Se il legislatore ha allentato la presa, le imprese hanno ora lo spazio di manovra necessario per evolvere dalla “burocrazia della sostenibilità” alla gestione del valore. Ecco quattro passi operativi per chi decide di non distrarsi:

  • definizione delle priorità strategiche: non è necessario porsi l’obiettivo di presidiare tutti gli ambiti di sostenibilità; piuttosto è opportuno avviare una riflessione interna per identificare i 3 o 4 temi ESG che impattano davvero sul modello operativo e sugli stakeholder;
  • monitoraggio di KPI chiave: la qualità del dato prevale sulla quantità. Le aziende possono limitarsi a un set ristretto di indicatori chiave, coerenti con gli impatti prioritari generati e subiti, che siano misurabili con precisione. Dati solidi sono il prerequisito fondamentale per mantenere aperti i canali del credito e i rapporti con i grandi committenti;
  • strutturazione della raccolta dati: è indispensabile iniziare a integrare i flussi di dati extra-finanziari nei processi di gestione. Automatizzare la raccolta delle informazioni permette di evitare la rincorsa ai dati dell’ultimo minuto, trasformando la rendicontazione da onere saltuario a strumento di monitoraggio continuo e migliorandone la robustezza complessiva.
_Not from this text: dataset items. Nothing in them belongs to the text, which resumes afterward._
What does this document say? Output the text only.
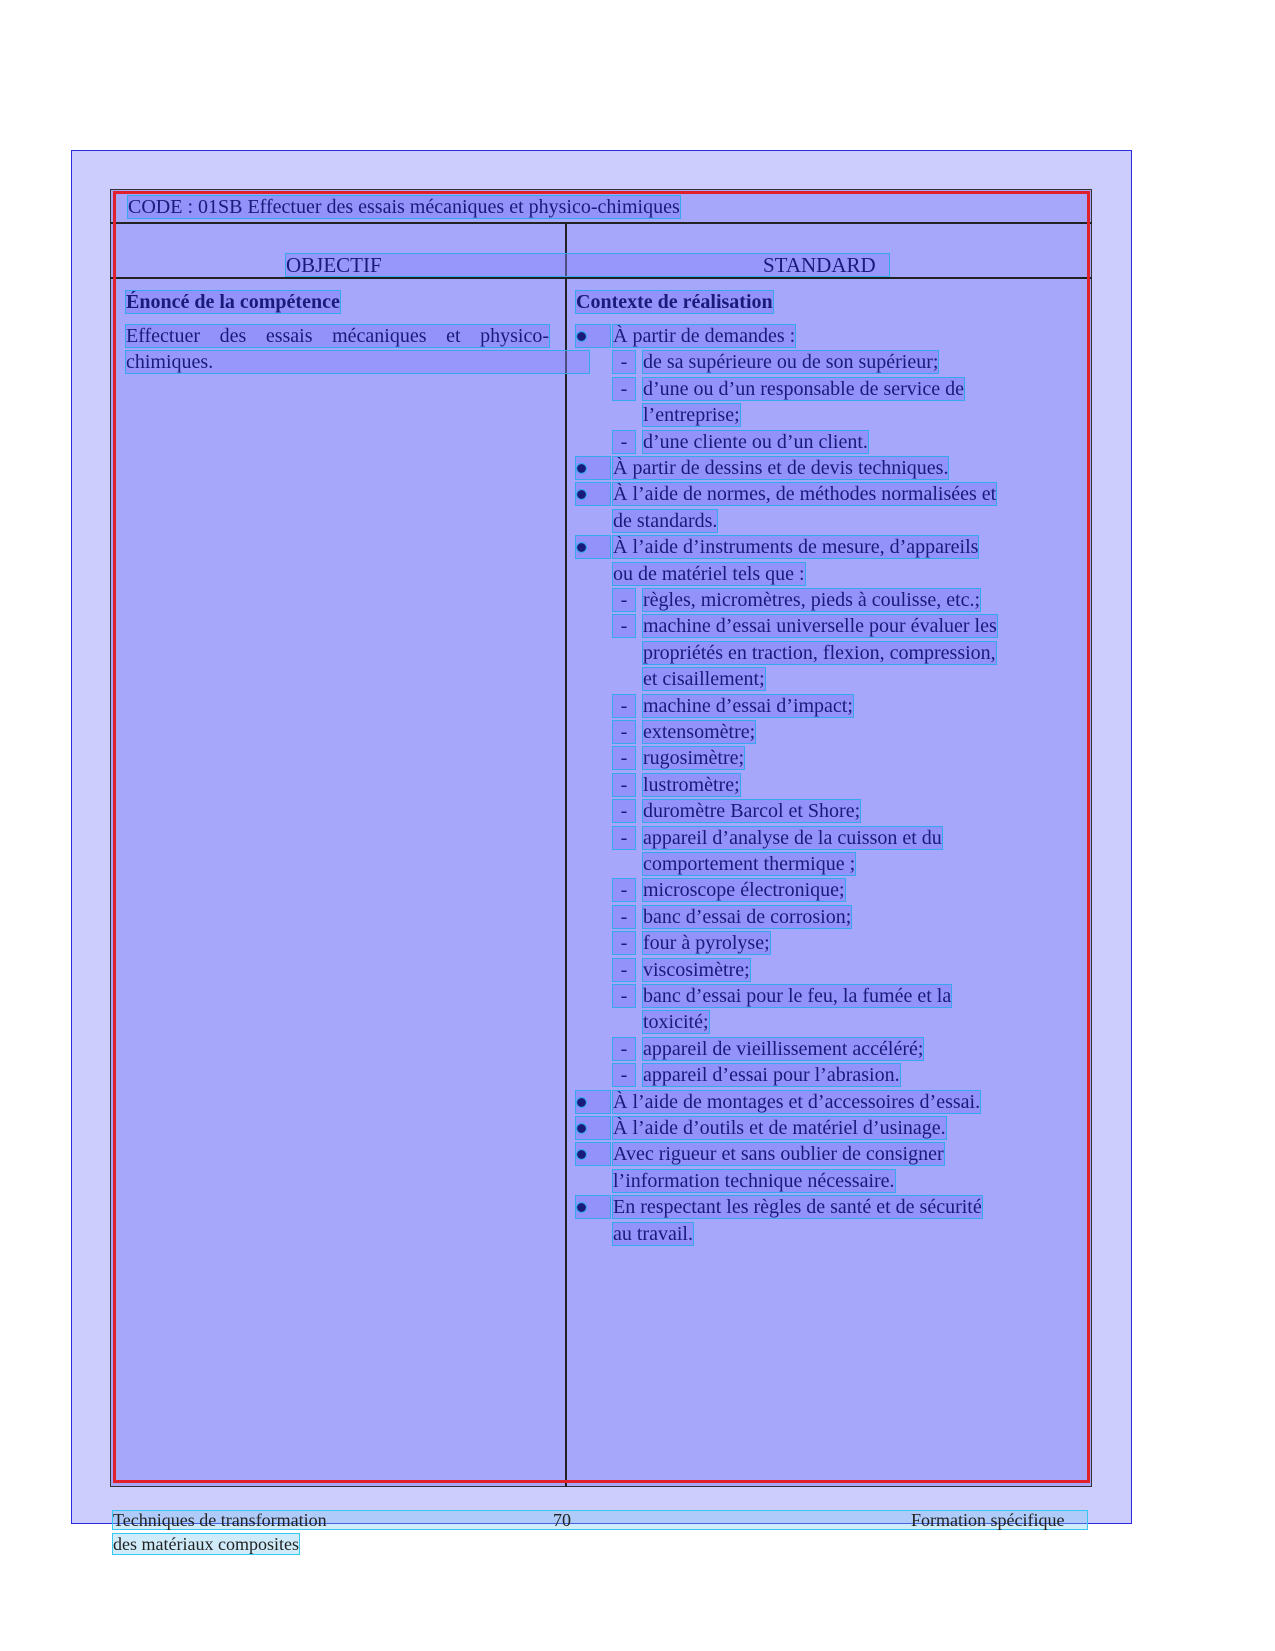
CODE : 01SB Effectuer des essais mécaniques et physico-chimiques
OBJECTIF	STANDARD
Énoncé de la compétence
Effectuer des essais mécaniques et physico-
chimiques.
Contexte de réalisation
À partir de demandes :
- de sa supérieure ou de son supérieur;
- d’une ou d’un responsable de service de
l’entreprise;
- d’une cliente ou d’un client.
À partir de dessins et de devis techniques.
À l’aide de normes, de méthodes normalisées et
de standards.
À l’aide d’instruments de mesure, d’appareils
ou de matériel tels que :
- règles, micromètres, pieds à coulisse, etc.;
- machine d’essai universelle pour évaluer les
propriétés en traction, flexion, compression,
et cisaillement;
- machine d’essai d’impact;
- extensomètre;
- rugosimètre;
- lustromètre;
- duromètre Barcol et Shore;
- appareil d’analyse de la cuisson et du
comportement thermique ;
- microscope électronique;
- banc d’essai de corrosion;
- four à pyrolyse;
- viscosimètre;
- banc d’essai pour le feu, la fumée et la
toxicité;
- appareil de vieillissement accéléré;
- appareil d’essai pour l’abrasion.
À l’aide de montages et d’accessoires d’essai.
À l’aide d’outils et de matériel d’usinage.
Avec rigueur et sans oublier de consigner
l’information technique nécessaire.
En respectant les règles de santé et de sécurité
au travail.
Techniques de transformation
des matériaux composites
70	Formation spécifique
  • definire una governance efficace: la gestione degli impatti sociali e ambientali richiede responsabilità chiare all’interno dell’organizzazione. Non è necessario creare nuove funzioni, ma assicurare che i temi ESG siano presidiati da figure che riportino direttamente alla Direzione, per esempio costituendo un Comitato di sostenibilità interfunzionale. In questo modo, la sostenibilità cessa di essere un “tema in più” per diventare un elemento della pianificazione strategica.

La capacità di mantenere la rotta sui fattori ESG, nonostante il calo della pressione normativa, consentirà all’impresa di consolidare un vantaggio competitivo e di guadagnare il tempo che gli altri perderanno a rincorrere domani.